The Labor & Employment Blog is a forum for practitioners and Bloomberg BNA editors to share ideas, raise issues, and network with colleagues.
Thursday, August 22, 2013
by Robert Combs
Trend-spotters might have noticed that recent statistics on union activity have become predictable. In the first halves of the last three years, unions participated in an average of 75 strikes. By the midpoint of 2013, there were exactly—you guessed it—75 strikes.
But let’s not forget, as we view this holding pattern, that this is the new normal—a very new normal—that marks a dramatic difference from the work stoppage scene of just a few years ago. Many labor and employment indicators are climbing their way up from the rock-bottom levels of the recession, but union strike activity doesn't appear to be one of them.

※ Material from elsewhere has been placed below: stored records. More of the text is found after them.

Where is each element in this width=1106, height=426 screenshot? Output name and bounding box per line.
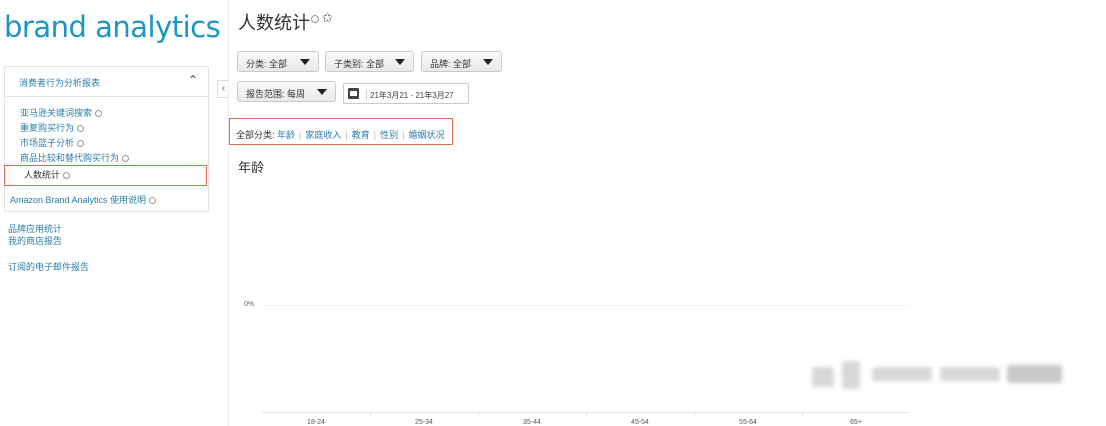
sidebar-item-market-basket[interactable]: 市场篮子分析 xyxy=(20,136,85,149)
sidebar-item-usage-guide[interactable]: Amazon Brand Analytics 使用说明 xyxy=(10,193,157,206)
sidebar-item-label: 商品比较和替代购买行为 xyxy=(20,153,120,163)
x-tick-mark xyxy=(586,412,587,417)
x-tick-label: 25-34 xyxy=(415,419,433,426)
tabs-prefix: 全部分类: xyxy=(236,130,275,140)
caret-down-icon xyxy=(483,59,493,65)
x-tick-label: 55-64 xyxy=(739,419,757,426)
selected-item-highlight xyxy=(4,165,207,186)
tab-gender[interactable]: 性别 xyxy=(380,130,398,140)
dropdown-label: 报告范围: 每周 xyxy=(246,89,306,99)
demographic-tabs: 全部分类: 年龄 | 家庭收入 | 教育 | 性别 | 婚姻状况 xyxy=(236,130,445,140)
info-icon xyxy=(77,125,85,132)
y-tick-label: 0% xyxy=(244,301,255,308)
subcategory-dropdown[interactable]: 子类别: 全部 xyxy=(325,51,414,72)
report-menu-title: 消费者行为分析报表 xyxy=(19,78,101,88)
x-tick-label: 65+ xyxy=(850,419,862,426)
tab-marital-status[interactable]: 婚姻状况 xyxy=(408,130,444,140)
sidebar-item-label: 重复购买行为 xyxy=(20,123,75,133)
x-tick-mark xyxy=(370,412,371,417)
sidebar-item-label: 亚马逊关键词搜索 xyxy=(20,108,93,118)
sidebar-item-search-terms[interactable]: 亚马逊关键词搜索 xyxy=(20,106,103,119)
info-icon xyxy=(149,197,157,204)
x-tick-label: 45-54 xyxy=(631,419,649,426)
caret-down-icon xyxy=(395,59,405,65)
sidebar-link-store-report[interactable]: 我的商店报告 xyxy=(8,234,62,247)
zero-gridline xyxy=(262,305,910,306)
calendar-icon[interactable] xyxy=(348,88,359,99)
brand-dropdown[interactable]: 品牌: 全部 xyxy=(421,51,502,72)
x-tick-label: 18-24 xyxy=(307,419,325,426)
sidebar-item-repeat-purchase[interactable]: 重复购买行为 xyxy=(20,121,85,134)
sidebar-link-email-reports[interactable]: 订阅的电子邮件报告 xyxy=(8,260,89,273)
tab-household-income[interactable]: 家庭收入 xyxy=(305,130,341,140)
dropdown-label: 品牌: 全部 xyxy=(430,59,472,69)
report-range-dropdown[interactable]: 报告范围: 每周 xyxy=(237,81,336,102)
category-dropdown[interactable]: 分类: 全部 xyxy=(237,51,319,72)
date-range-picker[interactable]: 21年3月21 - 21年3月27 xyxy=(343,83,469,104)
chart-title: 年龄 xyxy=(238,160,265,175)
tab-education[interactable]: 教育 xyxy=(352,130,370,140)
date-range-text: 21年3月21 - 21年3月27 xyxy=(370,91,454,100)
dropdown-label: 子类别: 全部 xyxy=(334,59,385,69)
caret-down-icon xyxy=(317,89,327,95)
info-icon[interactable] xyxy=(311,15,319,23)
star-icon[interactable]: ✩ xyxy=(322,10,333,26)
dropdown-label: 分类: 全部 xyxy=(246,59,288,69)
sidebar-item-label: 市场篮子分析 xyxy=(20,138,75,148)
x-tick-mark xyxy=(478,412,479,417)
sidebar-item-item-comparison[interactable]: 商品比较和替代购买行为 xyxy=(20,151,130,164)
sidebar-divider xyxy=(228,0,229,426)
tab-age[interactable]: 年龄 xyxy=(277,130,295,140)
page-title: 人数统计 xyxy=(238,13,310,33)
info-icon xyxy=(95,110,103,117)
info-icon xyxy=(122,155,130,162)
chevron-up-icon[interactable]: ⌃ xyxy=(188,73,198,87)
sidebar-item-label: Amazon Brand Analytics 使用说明 xyxy=(10,195,147,205)
brand-logo: brand analytics xyxy=(4,10,221,44)
x-tick-mark xyxy=(694,412,695,417)
x-tick-mark xyxy=(802,412,803,417)
watermark xyxy=(812,357,1082,397)
date-divider xyxy=(366,90,367,100)
caret-down-icon xyxy=(300,59,310,65)
x-tick-label: 35-44 xyxy=(523,419,541,426)
report-menu-header[interactable]: 消费者行为分析报表 ⌃ xyxy=(5,67,208,97)
info-icon xyxy=(77,140,85,147)
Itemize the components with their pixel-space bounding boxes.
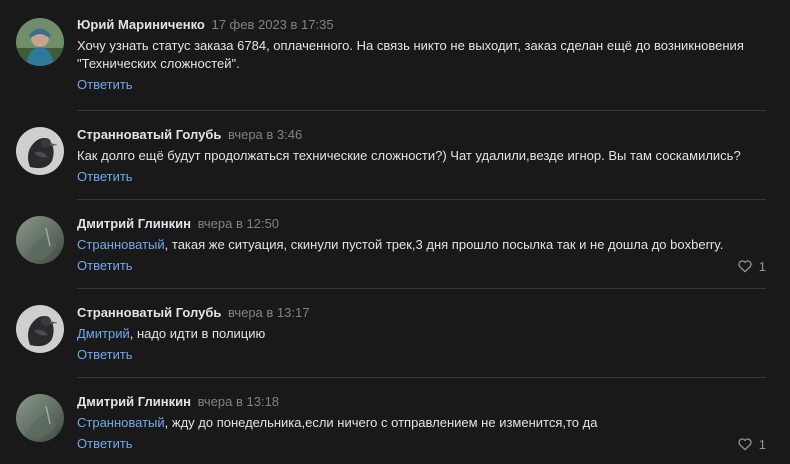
avatar-image	[16, 127, 64, 175]
heart-outline-icon	[738, 438, 752, 451]
avatar[interactable]	[16, 127, 64, 175]
comment-text: Странноватый, жду до понедельника,если н…	[77, 414, 766, 432]
author-name[interactable]: Дмитрий Глинкин	[77, 216, 191, 231]
comment-text-content: Как долго ещё будут продолжаться техниче…	[77, 148, 741, 163]
avatar[interactable]	[16, 394, 64, 442]
author-name[interactable]: Странноватый Голубь	[77, 305, 221, 320]
comment-text-content: , жду до понедельника,если ничего с отпр…	[164, 415, 598, 430]
comment-text-content: , надо идти в полицию	[129, 326, 266, 341]
mention-link[interactable]: Дмитрий	[77, 326, 130, 341]
comment-header: Странноватый Голубь вчера в 13:17	[77, 305, 766, 321]
like-count: 1	[758, 258, 766, 274]
comment-date[interactable]: 17 фев 2023 в 17:35	[211, 17, 333, 32]
reply-button[interactable]: Ответить	[77, 347, 133, 363]
comment-date[interactable]: вчера в 13:18	[198, 394, 279, 409]
comment-header: Дмитрий Глинкин вчера в 12:50	[77, 216, 766, 232]
comment-header: Дмитрий Глинкин вчера в 13:18	[77, 394, 766, 410]
avatar-image	[16, 394, 64, 442]
reply-button[interactable]: Ответить	[77, 258, 133, 274]
comment-header: Юрий Мариниченко 17 фев 2023 в 17:35	[77, 17, 766, 33]
comment-text: Дмитрий, надо идти в полицию	[77, 325, 766, 343]
mention-link[interactable]: Странноватый	[77, 237, 165, 252]
avatar-image	[16, 18, 64, 66]
comment-text: Хочу узнать статус заказа 6784, оплаченн…	[77, 37, 766, 73]
comments-feed: Юрий Мариниченко 17 фев 2023 в 17:35 Хоч…	[0, 0, 790, 464]
author-name[interactable]: Юрий Мариниченко	[77, 17, 205, 32]
comment-text-content: , такая же ситуация, скинули пустой трек…	[164, 237, 724, 252]
comment-header: Странноватый Голубь вчера в 3:46	[77, 127, 766, 143]
comment-date[interactable]: вчера в 12:50	[198, 216, 279, 231]
reply-button[interactable]: Ответить	[77, 77, 133, 93]
author-name[interactable]: Странноватый Голубь	[77, 127, 221, 142]
avatar-image	[16, 216, 64, 264]
author-name[interactable]: Дмитрий Глинкин	[77, 394, 191, 409]
like-count: 1	[758, 436, 766, 452]
avatar[interactable]	[16, 305, 64, 353]
reply-button[interactable]: Ответить	[77, 169, 133, 185]
comment-divider	[77, 110, 766, 111]
comment-text: Странноватый, такая же ситуация, скинули…	[77, 236, 766, 254]
comment-date[interactable]: вчера в 3:46	[228, 127, 302, 142]
avatar-image	[16, 305, 64, 353]
reply-button[interactable]: Ответить	[77, 436, 133, 452]
comment-text: Как долго ещё будут продолжаться техниче…	[77, 147, 766, 165]
avatar[interactable]	[16, 18, 64, 66]
avatar[interactable]	[16, 216, 64, 264]
comment-divider	[77, 288, 766, 289]
like-button[interactable]: 1	[737, 436, 766, 452]
comment-text-content: Хочу узнать статус заказа 6784, оплаченн…	[77, 38, 744, 71]
comment-divider	[77, 199, 766, 200]
heart-outline-icon	[738, 260, 752, 273]
mention-link[interactable]: Странноватый	[77, 415, 165, 430]
comment-divider	[77, 377, 766, 378]
comment-date[interactable]: вчера в 13:17	[228, 305, 309, 320]
like-button[interactable]: 1	[737, 258, 766, 274]
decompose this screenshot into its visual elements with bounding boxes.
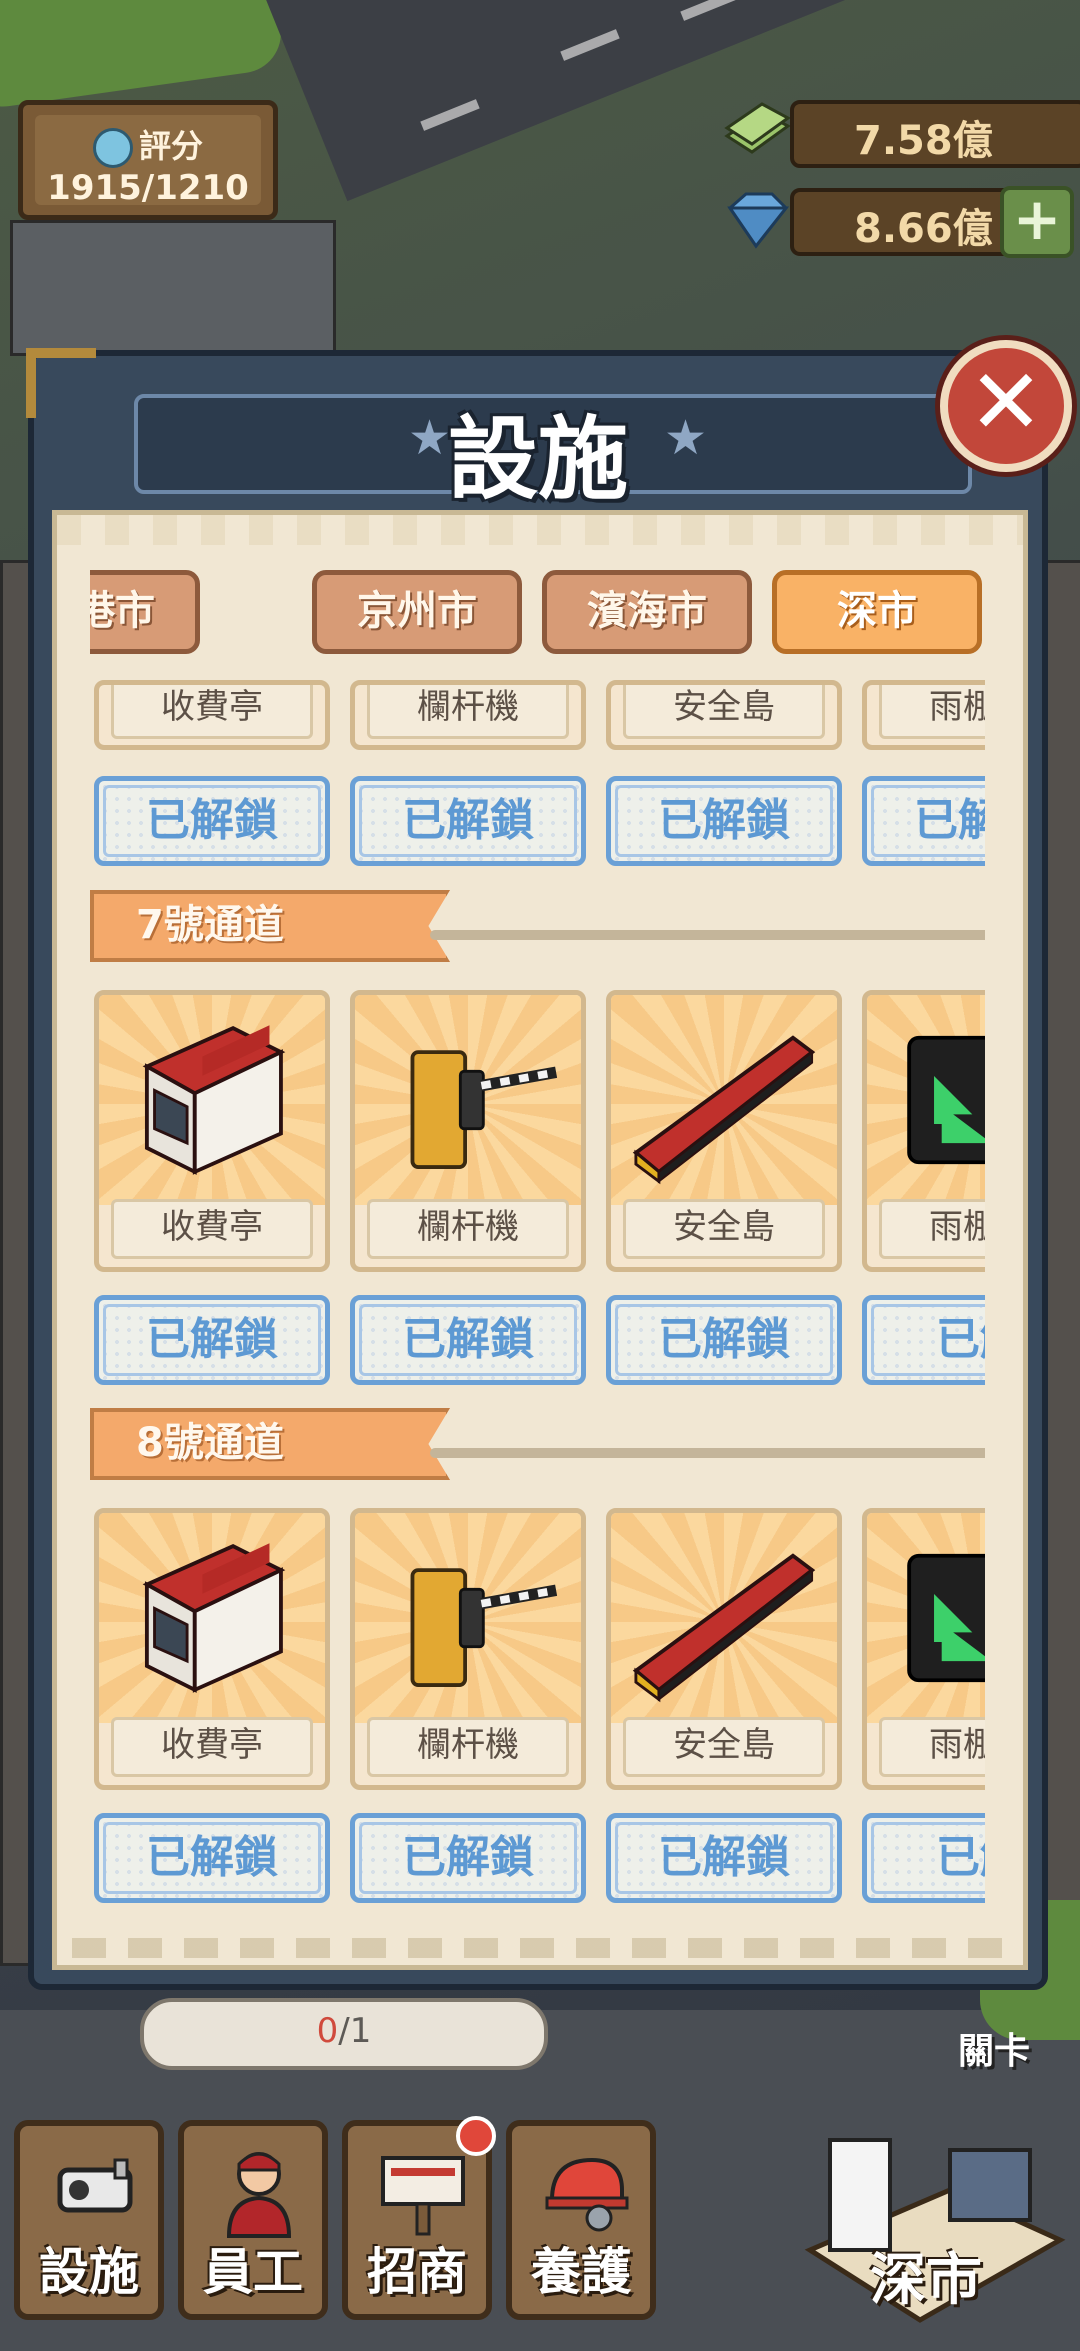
section-divider [430,1448,985,1458]
nav-label: 員工 [203,2243,303,2301]
facility-list-viewport[interactable]: 津港市 京州市 濱海市 深市 收費亭 欄杆機 安全島 雨棚信 已解鎖 已解鎖 已… [90,555,985,1955]
safety-island-icon [632,1553,816,1703]
facility-items: 收費亭 欄杆機 安全島 雨棚信 已解鎖 已解鎖 已解鎖 已解鎖 7號通道 [90,680,985,1955]
unlocked-button[interactable]: 已解 [862,1295,985,1385]
facility-name: 欄杆機 [367,1199,569,1259]
maintenance-icon [545,2157,629,2232]
money-value: 7.58億 [854,118,993,164]
unlocked-button[interactable]: 已解鎖 [350,1295,586,1385]
facility-card[interactable]: 欄杆機 [350,1508,586,1790]
score-value: 1915/1210 [47,168,249,208]
facility-name: 收費亭 [111,685,313,739]
gem-value: 8.66億 [854,206,993,252]
unlocked-button[interactable]: 已解鎖 [862,776,985,866]
facility-card[interactable]: 雨棚信 [862,990,985,1272]
facility-card[interactable]: 欄杆機 [350,990,586,1272]
modal-title: 設施 [448,407,628,512]
nav-label: 招商 [367,2243,467,2301]
progress-current: 0 [316,2011,339,2051]
section-divider [430,930,985,940]
canopy-signal-icon [907,1035,985,1165]
card-sunburst [99,1513,325,1723]
facility-card[interactable]: 雨棚信 [862,680,985,750]
diamond-icon [727,192,790,249]
stage-label[interactable]: 關卡 [958,2022,1030,2074]
facility-card[interactable]: 雨棚信 [862,1508,985,1790]
facility-card[interactable]: 安全島 [606,1508,842,1790]
tab-city-0[interactable]: 津港市 [90,570,200,654]
frame-corner [26,348,96,418]
facility-name: 雨棚信 [879,685,985,739]
card-sunburst [867,1513,985,1723]
nav-staff-button[interactable]: 員工 [178,2120,328,2320]
unlocked-button[interactable]: 已解鎖 [606,1295,842,1385]
facility-name: 收費亭 [111,1717,313,1777]
score-gear-icon [92,128,133,168]
facility-card[interactable]: 欄杆機 [350,680,586,750]
card-sunburst [611,995,837,1205]
stage-progress: 0/1 [140,1998,548,2070]
notification-dot [456,2116,496,2156]
safety-island-icon [632,1035,816,1185]
unlocked-button[interactable]: 已解鎖 [606,776,842,866]
facility-name: 安全島 [623,1199,825,1259]
facility-card[interactable]: 安全島 [606,990,842,1272]
card-sunburst [99,995,325,1205]
tab-city-3[interactable]: 深市 [772,570,982,654]
facility-card[interactable]: 安全島 [606,680,842,750]
facility-card[interactable]: 收費亭 [94,1508,330,1790]
gem-counter: 8.66億 [790,188,1018,256]
card-sunburst [355,995,581,1205]
unlocked-button[interactable]: 已解鎖 [94,776,330,866]
nav-label: 養護 [531,2243,631,2301]
nav-label: 設施 [39,2243,139,2301]
facility-card[interactable]: 收費亭 [94,990,330,1272]
facility-name: 雨棚信 [879,1717,985,1777]
cash-stack-icon [724,102,791,154]
card-sunburst [355,1513,581,1723]
barrier-gate-icon [410,1050,558,1169]
unlocked-button[interactable]: 已解鎖 [94,1295,330,1385]
facility-name: 欄杆機 [367,1717,569,1777]
facility-name: 收費亭 [111,1199,313,1259]
toll-booth-icon [142,1025,286,1175]
unlocked-button[interactable]: 已解鎖 [350,1813,586,1903]
camera-icon [57,2158,133,2213]
section-banner-lane-7: 7號通道 [90,890,450,962]
city-map-button[interactable]: 深市 [800,2130,1070,2330]
city-tabs: 津港市 京州市 濱海市 深市 [90,570,985,660]
progress-total: /1 [338,2011,372,2051]
nav-facilities-button[interactable]: 設施 [14,2120,164,2320]
tab-city-2[interactable]: 濱海市 [542,570,752,654]
grass-patch [0,0,287,112]
section-banner-lane-8: 8號通道 [90,1408,450,1480]
unlocked-button[interactable]: 已解鎖 [606,1813,842,1903]
tab-city-1[interactable]: 京州市 [312,570,522,654]
toll-booth-icon [142,1543,286,1693]
money-counter: 7.58億 [790,100,1080,168]
facility-name: 安全島 [623,1717,825,1777]
facility-name: 安全島 [623,685,825,739]
billboard-icon [381,2156,465,2236]
nav-maintenance-button[interactable]: 養護 [506,2120,656,2320]
card-sunburst [611,1513,837,1723]
modal-header: ★ ★ 設施 [48,370,1028,512]
city-label: 深市 [870,2248,982,2313]
facility-card[interactable]: 收費亭 [94,680,330,750]
staff-icon [226,2152,292,2238]
close-button[interactable]: ✕ [940,340,1072,472]
unlocked-button[interactable]: 已解鎖 [350,776,586,866]
facility-name: 雨棚信 [879,1199,985,1259]
canopy-signal-icon [907,1553,985,1683]
nav-investment-button[interactable]: 招商 [342,2116,496,2320]
card-sunburst [867,995,985,1205]
building [10,220,336,356]
facility-name: 欄杆機 [367,685,569,739]
add-gems-button[interactable]: + [1000,186,1074,258]
score-label: 評分 [138,127,203,165]
score-panel: 評分 1915/1210 [18,100,278,220]
barrier-gate-icon [410,1568,558,1687]
unlocked-button[interactable]: 已解 [862,1813,985,1903]
unlocked-button[interactable]: 已解鎖 [94,1813,330,1903]
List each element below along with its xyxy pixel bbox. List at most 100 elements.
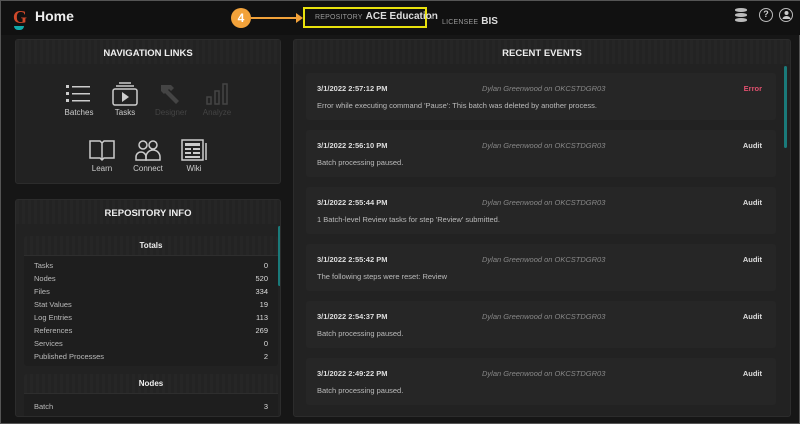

I've looked at the strike totals for each of the last 10 years, and found a steep dropoff in strike totals at the official onset of the recession, December 2007. That month, the number of strikes plummeted from 34 in November to just seven. There hasn't been a monthly strike total that has even come close to 34 in the five and a half years since.
In fact, in the five and a half years from December 2007 to now, unions have called a total of 826 strikes. In the five and a half years preceding that month, unions called 1,692--more than twice that many!
It is interesting to note, however, that fewer strikes doesn’t necessarily mean smaller or shorter strikes. The average strike since December 2007 has idled 829 workers, while the average number for the comparable pre-recession period involved 577 workers. And in both five-and-a-half-year periods, about six out of 10 strikes lasted longer than one week.